Our letter on the Government's market intervention
20 August 1998
The HKMA's intervention in the equity markets is, in my view, extremely damaging to the markets' credibility.
Hedge funds would not be so successful were they not correct in their assessment of equity valuations and investor sentiment. Although they increase volatility, they do not distort values in the long run, as investors will eventually buy when they see good value. Prices do reach extremes, and speculators made profits during the bubble, as they did in the crash, but the government did not intervene in the bubble. Why should they do so now?
The peg is worthy of protection, and the government has been helping by buying HK dollars in the forward market at what are attractive prices so long as the peg holds. Due to the peg, devaluation must come directly through the prices of assets, goods and services (including salaries). Shares are no different in this respect, and if hedge funds have expedited this process it is no bad thing. The devaluation of real and financial assets has increased our competitiveness and lessened the rationale for devaluing the currency, and people should find confidence in this.
I was disappointed when the Financial Secretary advised us last October 28th that "we can see the market has bottomed out. In fact it is very cheap to buy". Now by directly intervening, the government is like a referee running with the ball -; things will never be the same again. When anyone connected with the government comments on the market, we will wonder whether they may also intervene.
When does "trading" become a "speculative attack"? When does "intervention" become "interference"? In the extreme, you get Tokyo, where public funds are routinely used to support the market, and investors have to second-guess the government.
There is also a legal question. Section 135 of the Securities Ordinance states "a person shall not intentionally create...a false market in respect of any securities on the Unified Exchange". It clarifies: "a false market is created... when the market price of those securities is raised or depressed or pegged or stabilised by means of... any act which has the effect of preventing or inhibiting the free negotiation of market prices".
The government's action may well fit these criteria. Their action is not designed to invest at good prices, but has the stated aim to raise and sustain prices to "hit them [hedge funds] where it hurts". If the government does not regard its action as market manipulation, then they surely cannot accuse hedge funds of creating a false market by acting in the opposite direction.
Ordinary investors who now buy blue chips risk acquiring shares at artificially high prices as a result. Ironically, the action may even impede the future recovery of stock prices, as investors will know that the government has large positions to sell.

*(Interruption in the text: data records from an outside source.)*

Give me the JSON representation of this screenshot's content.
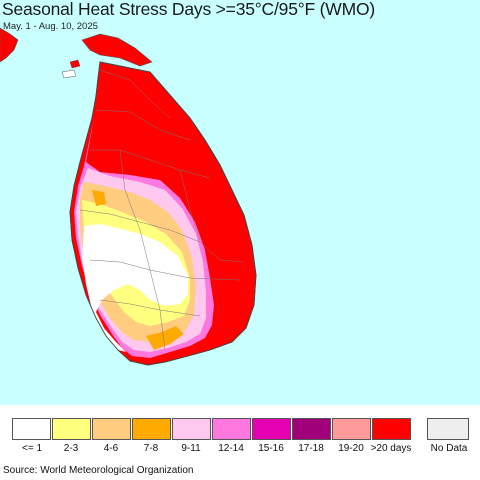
{
  "header": {
    "title": "Seasonal Heat Stress Days >=35°C/95°F (WMO)",
    "subtitle": "May. 1 - Aug. 10, 2025"
  },
  "colors": {
    "ocean": "#c9ffff",
    "land_outline": "#555555"
  },
  "legend": {
    "items": [
      {
        "label": "<= 1",
        "color": "#ffffff"
      },
      {
        "label": "2-3",
        "color": "#ffff80"
      },
      {
        "label": "4-6",
        "color": "#ffcc80"
      },
      {
        "label": "7-8",
        "color": "#ffaa00"
      },
      {
        "label": "9-11",
        "color": "#ffc8ee"
      },
      {
        "label": "12-14",
        "color": "#ff78e0"
      },
      {
        "label": "15-16",
        "color": "#e600b4"
      },
      {
        "label": "17-18",
        "color": "#a0007a"
      },
      {
        "label": "19-20",
        "color": "#ff9a9a"
      },
      {
        "label": ">20 days",
        "color": "#ff0000"
      }
    ],
    "no_data": {
      "label": "No Data",
      "color": "#eeeeee"
    }
  },
  "source": "Source: World Meteorological Organization"
}
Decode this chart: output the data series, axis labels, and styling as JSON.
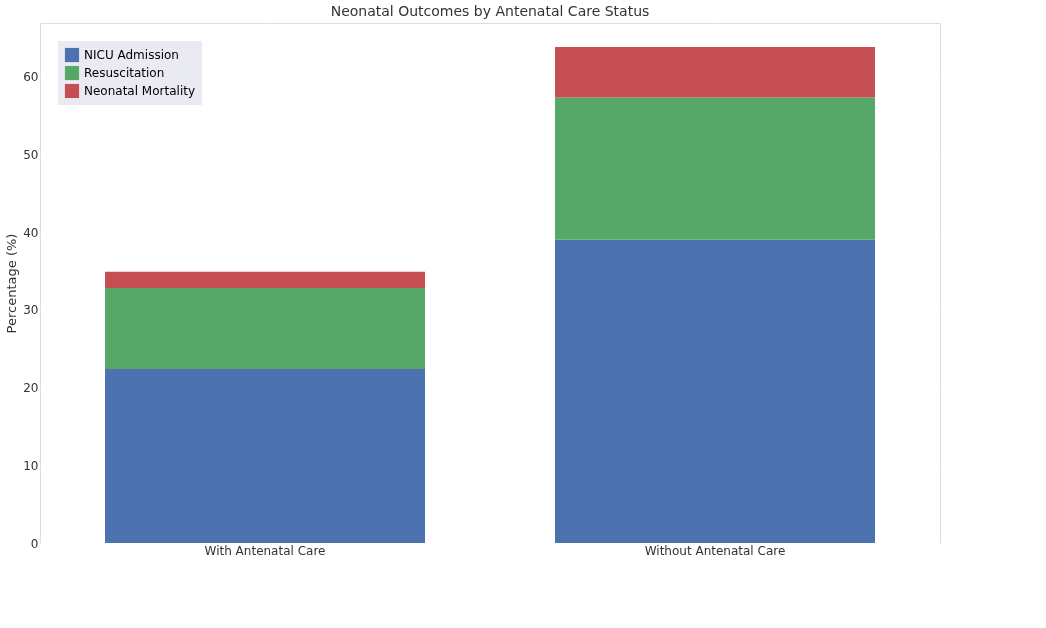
{
  "chart_data": {
    "type": "bar",
    "title": "Neonatal Outcomes by Antenatal Care Status",
    "ylabel": "Percentage (%)",
    "categories": [
      "With Antenatal Care",
      "Without Antenatal Care"
    ],
    "series": [
      {
        "name": "NICU Admission",
        "color": "#4c72b0",
        "values": [
          22.4,
          39.0
        ]
      },
      {
        "name": "Resuscitation",
        "color": "#55a868",
        "values": [
          10.4,
          18.3
        ]
      },
      {
        "name": "Neonatal Mortality",
        "color": "#c44e52",
        "values": [
          2.1,
          6.5
        ]
      }
    ],
    "stacked": true,
    "ylim": [
      0,
      66.9
    ],
    "yticks": [
      0,
      10,
      20,
      30,
      40,
      50,
      60
    ],
    "grid": true,
    "legend": "top left"
  }
}
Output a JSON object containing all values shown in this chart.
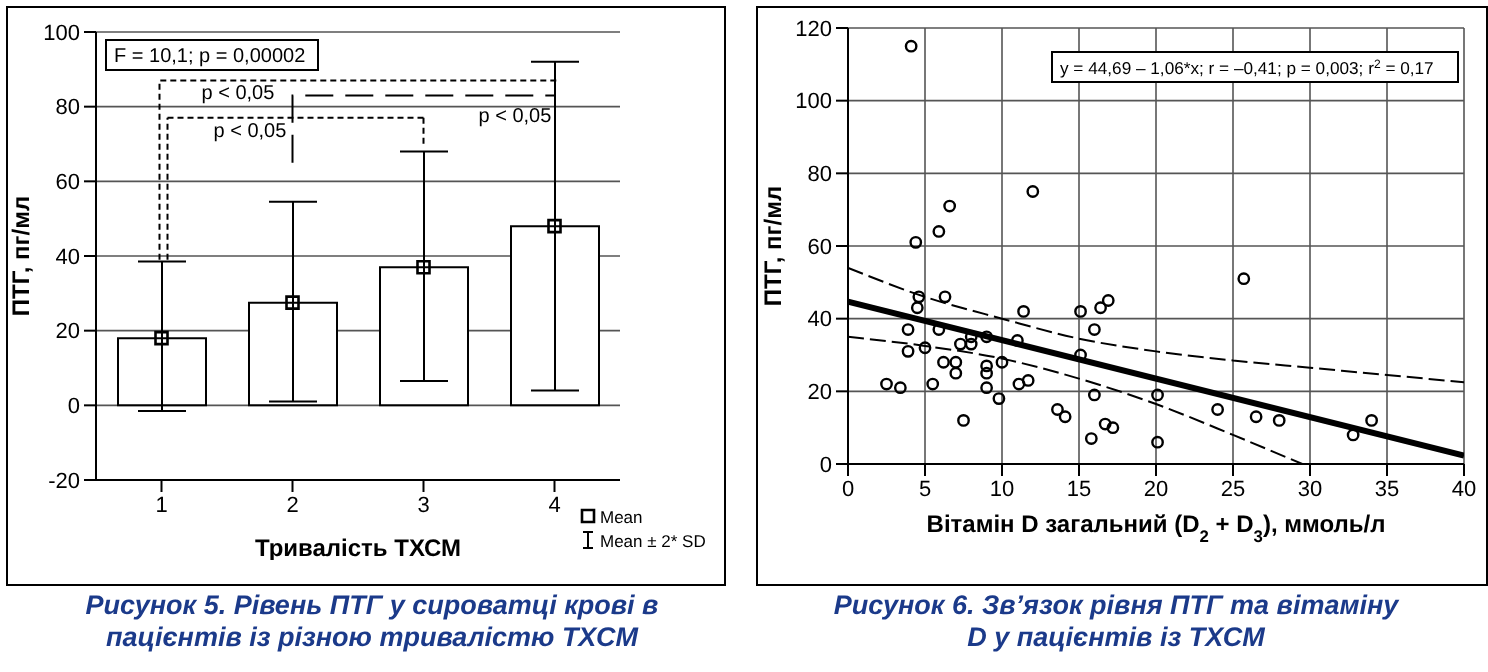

A final legal point - investors of any type, including hedge funds, may deal based on knowledge of their own trading intentions. This is not insider dealing, nor is it front running (which is an offence in which a broker deals ahead of its clients' orders) - so the statements attributed to certain property tycoons in your newspaper (17-Aug-98) are wide of the mark.
If the government has evidence that hedge funds are colluding to create a false market, then they should pursue them under the Securities Ordinance rather than through the market. The chosen course of intervention (and the Chief Executive's threat to do it "time and time again") has set back the credibility of the market to the dark days of the market closure in 1987.
David M Webb, MHKSI
The author is a private investor and is not employed by any investment bank or hedge fund.